The incidence of thrombus formation on the device is low and device-dependent. Risk factors for device thrombosis include post-procedure atrial fibrillation, persistent ASA, and coagulation disorders (53). The incidence was approximately 1.2%, with the CardioSEAL/STARflex having the highest rate (7.1%), whereas the Amplatzer device had no thrombus formation (53). Clinical studies of the Amplatzer and Gore Helex devices reveal an incidence of thrombus formation of 0.2% and 0.8%, respectively ((13),53). The treatment for device thrombosis is anticoagulation; however, there is a risk of stroke when the thrombus is on the LA side, and surgical treatment might be required for large, mobile thrombus.

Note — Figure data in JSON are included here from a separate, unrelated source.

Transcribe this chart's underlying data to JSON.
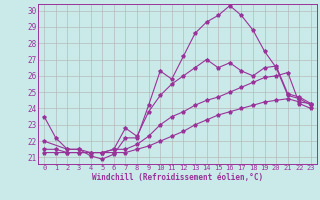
{
  "background_color": "#caeaea",
  "line_color": "#993399",
  "grid_color": "#b0b0b0",
  "xlabel": "Windchill (Refroidissement éolien,°C)",
  "xlim": [
    -0.5,
    23.5
  ],
  "ylim": [
    20.6,
    30.4
  ],
  "yticks": [
    21,
    22,
    23,
    24,
    25,
    26,
    27,
    28,
    29,
    30
  ],
  "xticks": [
    0,
    1,
    2,
    3,
    4,
    5,
    6,
    7,
    8,
    9,
    10,
    11,
    12,
    13,
    14,
    15,
    16,
    17,
    18,
    19,
    20,
    21,
    22,
    23
  ],
  "line1_x": [
    0,
    1,
    2,
    3,
    4,
    5,
    6,
    7,
    8,
    9,
    10,
    11,
    12,
    13,
    14,
    15,
    16,
    17,
    18,
    19,
    20,
    21,
    22,
    23
  ],
  "line1_y": [
    23.5,
    22.2,
    21.5,
    21.5,
    21.1,
    20.9,
    21.2,
    22.2,
    22.2,
    24.2,
    26.3,
    25.8,
    27.2,
    28.6,
    29.3,
    29.7,
    30.3,
    29.7,
    28.8,
    27.5,
    26.5,
    24.8,
    24.6,
    24.2
  ],
  "line2_x": [
    0,
    2,
    3,
    4,
    5,
    6,
    7,
    8,
    9,
    10,
    11,
    12,
    13,
    14,
    15,
    16,
    17,
    18,
    19,
    20,
    21,
    22,
    23
  ],
  "line2_y": [
    22.0,
    21.5,
    21.5,
    21.3,
    21.3,
    21.5,
    22.8,
    22.3,
    23.8,
    24.8,
    25.5,
    26.0,
    26.5,
    27.0,
    26.5,
    26.8,
    26.3,
    26.0,
    26.5,
    26.6,
    24.9,
    24.7,
    24.3
  ],
  "line3_x": [
    0,
    1,
    2,
    3,
    4,
    5,
    6,
    7,
    8,
    9,
    10,
    11,
    12,
    13,
    14,
    15,
    16,
    17,
    18,
    19,
    20,
    21,
    22,
    23
  ],
  "line3_y": [
    21.5,
    21.5,
    21.3,
    21.3,
    21.3,
    21.3,
    21.5,
    21.5,
    21.8,
    22.3,
    23.0,
    23.5,
    23.8,
    24.2,
    24.5,
    24.7,
    25.0,
    25.3,
    25.6,
    25.9,
    26.0,
    26.2,
    24.3,
    24.0
  ],
  "line4_x": [
    0,
    1,
    2,
    3,
    4,
    5,
    6,
    7,
    8,
    9,
    10,
    11,
    12,
    13,
    14,
    15,
    16,
    17,
    18,
    19,
    20,
    21,
    22,
    23
  ],
  "line4_y": [
    21.3,
    21.3,
    21.3,
    21.3,
    21.3,
    21.3,
    21.3,
    21.3,
    21.5,
    21.7,
    22.0,
    22.3,
    22.6,
    23.0,
    23.3,
    23.6,
    23.8,
    24.0,
    24.2,
    24.4,
    24.5,
    24.6,
    24.4,
    24.3
  ]
}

There have been impressive advances over the past 20 years in the field of percutaneous repair of atrial defects. Percutaneous ASD closure is relatively safe, reduces clinical sequelae associated with ASD, and has become the preferred method for treatment of secundum ASDs. Percutaneous PFO closure is also a safe procedure that is performed on an “off label” basis. There are strong observational data to suggest benefit from PFO closure in conditions such as cryptogenic stroke, migraine headache with aura, decompression illness, and platypnea-orthodeoxia syndrome. The recent randomized trial data on PFO closure for migraine and cryptogenic stroke have contradicted the observational reports, but these results might be due to the particular device that was used, which no longer is being produced. The results of the current randomized trials for secondary stroke prevention and treatment of severe disabling migraine are eagerly awaited and might clarify the role of percutaneous PFO closure.